Medidas pontuais para combater a violência na Amazônia não estão evitando mortes envolvendo conflitos por terra. Além de investigar os assassinatos recentes, o Brasil precisa adotar medidas estruturais para resolver a questão. A avaliação foi feita por entidades, autoridades e parentes de vítimas em conflitos agrários, durante audiência na Câmara dos Deputados nesta terça-feira (28).

Leia mais:
– Imprensa não sabe o que acontece na Amazônia, diz jornalista

A audiência foi pedida pelos deputados Luiz Couto (PT-PB) e Manuela D’Ávila (PCdoB-RS).
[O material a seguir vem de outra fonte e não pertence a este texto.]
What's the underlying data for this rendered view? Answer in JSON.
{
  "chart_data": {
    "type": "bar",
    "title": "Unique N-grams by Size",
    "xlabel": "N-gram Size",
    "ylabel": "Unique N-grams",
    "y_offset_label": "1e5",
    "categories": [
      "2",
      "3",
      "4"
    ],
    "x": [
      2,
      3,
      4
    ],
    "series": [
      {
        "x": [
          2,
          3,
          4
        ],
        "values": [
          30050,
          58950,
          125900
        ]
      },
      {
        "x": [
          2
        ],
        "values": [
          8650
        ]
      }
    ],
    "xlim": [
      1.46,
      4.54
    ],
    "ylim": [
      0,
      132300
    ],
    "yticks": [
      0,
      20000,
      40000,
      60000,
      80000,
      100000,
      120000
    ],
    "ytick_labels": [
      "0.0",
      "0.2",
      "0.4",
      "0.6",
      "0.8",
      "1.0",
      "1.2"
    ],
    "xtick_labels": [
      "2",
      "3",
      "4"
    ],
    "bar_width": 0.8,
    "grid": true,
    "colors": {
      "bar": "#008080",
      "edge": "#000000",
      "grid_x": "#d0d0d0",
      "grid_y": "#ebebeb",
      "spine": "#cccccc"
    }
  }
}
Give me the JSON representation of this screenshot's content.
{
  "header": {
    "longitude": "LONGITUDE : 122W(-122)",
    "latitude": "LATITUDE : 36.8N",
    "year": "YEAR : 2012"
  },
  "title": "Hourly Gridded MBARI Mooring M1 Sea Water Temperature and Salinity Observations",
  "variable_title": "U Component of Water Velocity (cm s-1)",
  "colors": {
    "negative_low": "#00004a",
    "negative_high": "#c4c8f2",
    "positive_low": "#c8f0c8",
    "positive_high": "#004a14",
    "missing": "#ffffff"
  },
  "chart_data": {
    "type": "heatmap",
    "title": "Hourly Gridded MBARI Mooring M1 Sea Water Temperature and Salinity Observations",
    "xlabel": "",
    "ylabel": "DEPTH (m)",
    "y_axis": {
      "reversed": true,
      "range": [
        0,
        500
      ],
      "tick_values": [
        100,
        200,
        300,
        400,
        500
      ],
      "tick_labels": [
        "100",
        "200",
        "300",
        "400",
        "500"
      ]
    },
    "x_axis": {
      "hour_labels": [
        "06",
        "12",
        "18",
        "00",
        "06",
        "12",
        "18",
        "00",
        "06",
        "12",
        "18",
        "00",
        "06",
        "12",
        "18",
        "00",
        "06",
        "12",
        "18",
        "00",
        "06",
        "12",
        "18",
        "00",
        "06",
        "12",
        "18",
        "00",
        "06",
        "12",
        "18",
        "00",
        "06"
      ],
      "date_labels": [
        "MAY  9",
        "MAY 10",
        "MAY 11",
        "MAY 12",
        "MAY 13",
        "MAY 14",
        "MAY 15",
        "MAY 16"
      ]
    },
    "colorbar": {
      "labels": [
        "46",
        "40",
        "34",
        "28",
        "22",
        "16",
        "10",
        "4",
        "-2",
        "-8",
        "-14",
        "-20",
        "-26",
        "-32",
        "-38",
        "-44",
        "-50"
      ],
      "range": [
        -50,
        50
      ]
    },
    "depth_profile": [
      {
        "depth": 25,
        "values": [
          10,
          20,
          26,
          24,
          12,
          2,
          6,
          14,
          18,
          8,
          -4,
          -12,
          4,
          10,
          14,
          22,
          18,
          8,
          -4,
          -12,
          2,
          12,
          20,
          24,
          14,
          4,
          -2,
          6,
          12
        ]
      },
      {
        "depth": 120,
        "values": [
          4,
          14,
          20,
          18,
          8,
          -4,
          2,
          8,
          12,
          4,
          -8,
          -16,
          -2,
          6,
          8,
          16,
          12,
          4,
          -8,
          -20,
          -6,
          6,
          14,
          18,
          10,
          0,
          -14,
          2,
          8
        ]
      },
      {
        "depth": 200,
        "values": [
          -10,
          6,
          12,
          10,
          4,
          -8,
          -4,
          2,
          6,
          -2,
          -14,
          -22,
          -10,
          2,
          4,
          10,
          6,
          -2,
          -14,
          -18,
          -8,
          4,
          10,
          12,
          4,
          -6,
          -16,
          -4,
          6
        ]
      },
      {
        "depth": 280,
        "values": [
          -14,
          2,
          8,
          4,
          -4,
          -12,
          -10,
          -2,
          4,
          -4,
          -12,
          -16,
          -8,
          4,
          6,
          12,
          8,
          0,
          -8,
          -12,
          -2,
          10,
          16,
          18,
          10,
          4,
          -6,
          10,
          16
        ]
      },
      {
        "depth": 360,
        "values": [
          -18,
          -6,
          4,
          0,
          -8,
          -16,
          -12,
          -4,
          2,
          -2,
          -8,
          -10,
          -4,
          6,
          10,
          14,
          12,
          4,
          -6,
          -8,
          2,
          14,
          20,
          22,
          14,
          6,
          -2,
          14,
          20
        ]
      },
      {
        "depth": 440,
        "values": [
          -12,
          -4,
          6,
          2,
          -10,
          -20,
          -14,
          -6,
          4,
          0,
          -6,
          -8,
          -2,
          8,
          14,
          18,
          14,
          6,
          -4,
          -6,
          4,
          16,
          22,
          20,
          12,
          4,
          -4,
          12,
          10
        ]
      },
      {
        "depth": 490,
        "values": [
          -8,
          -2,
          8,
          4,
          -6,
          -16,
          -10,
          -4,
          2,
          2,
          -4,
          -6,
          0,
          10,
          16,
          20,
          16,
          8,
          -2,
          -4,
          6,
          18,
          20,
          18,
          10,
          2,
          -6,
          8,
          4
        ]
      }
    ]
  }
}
Segundo eles, o trabalho sobre a questão de conflitos agrários iniciou no legislativo a partir da discussão em plenário sobre os recentes assassinatos no Pará. “Queremos reduzir principalmente a sensação de impunidade que os criminosos têm, que motiva ainda mais a recorrência de mortes na região”, disse Manuela.

Nos últimos dez anos, o número de mortes foi 709, segundo a Ouvidoria Agrária Nacional. No debate, as instituições representadas defenderam a implantação de medidas estruturantes que tratem as causas das mortes. A reforma agrária poderia reduzir as estatísticas de homicídios em zona rural.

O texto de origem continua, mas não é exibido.